In base alle nuove disposizioni sulla impugnabilità dell’estratto di ruolo (articolo 3-bis, Dl n. 146/2021) e della conseguente interpretazione della giurisprudenza della Cassazione (Sezioni unite, sentenza n. 26283/2022), è inammissibile il ricorso della contribuente in mancanza della deduzione, a mezzo di deposito di memoria ex articolo 378 cpc delle condizioni previste dal recente intervento normativo sul tema. Lo ha chiarito la Cassazione nell’ordinanza n. 743 del 12 gennaio 2023.
I fatti
In data 04/06/2010 una contribuente veniva a conoscenza dell’esistenza di cartelle di pagamento ed estratti di ruolo a suo carico relativi ad Irap, Irpef e addizionali regionali per gli anni di imposta dal 1998 al 2006 a seguito di una richiesta di informazioni all’agente della riscossione sull’avviso di intimazione di pagamento dalla stessa ricevuto.

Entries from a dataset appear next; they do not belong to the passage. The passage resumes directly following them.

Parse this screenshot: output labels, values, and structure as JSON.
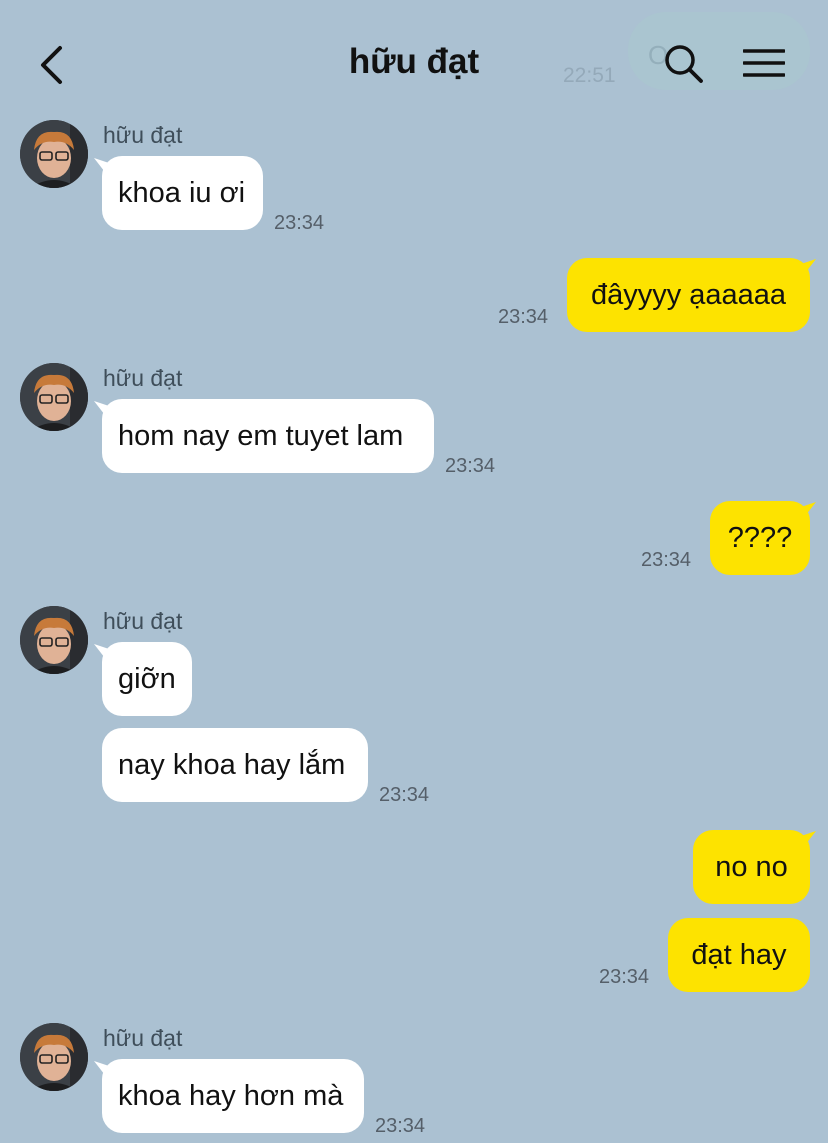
{
  "header": {
    "title": "hữu đạt",
    "ghost_time": "22:51",
    "ghost_text": "O",
    "back_icon": "chevron-left-icon",
    "search_icon": "search-icon",
    "menu_icon": "hamburger-menu-icon"
  },
  "colors": {
    "background": "#abc1d2",
    "incoming_bubble": "#ffffff",
    "outgoing_bubble": "#fde300"
  },
  "messages": [
    {
      "direction": "in",
      "sender": "hữu đạt",
      "text": "khoa iu ơi",
      "time": "23:34"
    },
    {
      "direction": "out",
      "text": "đâyyyy ạaaaaa",
      "time": "23:34"
    },
    {
      "direction": "in",
      "sender": "hữu đạt",
      "text": "hom nay em tuyet lam",
      "time": "23:34"
    },
    {
      "direction": "out",
      "text": "????",
      "time": "23:34"
    },
    {
      "direction": "in",
      "sender": "hữu đạt",
      "text": "giỡn"
    },
    {
      "direction": "in",
      "text": "nay khoa hay lắm",
      "time": "23:34"
    },
    {
      "direction": "out",
      "text": "no no"
    },
    {
      "direction": "out",
      "text": "đạt hay",
      "time": "23:34"
    },
    {
      "direction": "in",
      "sender": "hữu đạt",
      "text": "khoa hay hơn mà",
      "time": "23:34"
    }
  ]
}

In particolare, l’avviso conseguiva alle cartelle di pagamento emesse all’esito dei controlli formali delle dichiarazioni effettuati ex articolo 36-bis, Dpr n. 600/1973 ed ex articolo 54-bis, Dpr n. 633/1972. La donna impugnava gli estratti di ruolo chiedendone la nullità in quanto le cartelle di pagamento non le erano state mai notificate, non erano state precedute dalla fase interlocutoria ex articolo 6, comma 5, legge n. 212/2000 e non contenevano alcuna indicazione del responsabile del procedimento.
I giudici di merito, in primo grado, respingevano il ricorso e, in appello, confermavano la sentenza impugnata. In particolare, i giudici di primo grado rilevavano, tra l’altro, l’irrilevanza del mancato invio delle comunicazioni di irregolarità, derivando le cartelle dall’omesso versamento degli importi indicati dalla stessa contribuente nelle dichiarazioni dei redditi presentate e non essendovi contestazioni sulla stessa liquidazione. Osservavano, inoltre, che l’avviso non era allegato agli atti di causa e che gli estratti di ruolo allegati recavano pagamenti rateali in parte già effettuati e per i quali non era prevista l’indicazione del responsabile del procedimento. I giudici d’appello, nel definire il gravame della donna, accoglievano la questione preliminare di rito proposta dall’Amministrazione finanziaria e dichiaravano l’inammissibilità del ricorso di primo grado avverso atti denominati “estratti di ruolo”, che, neppure notificati, riportavano l’annotazione «riprodotto a solo titolo normativo e non riveste valore giuridico».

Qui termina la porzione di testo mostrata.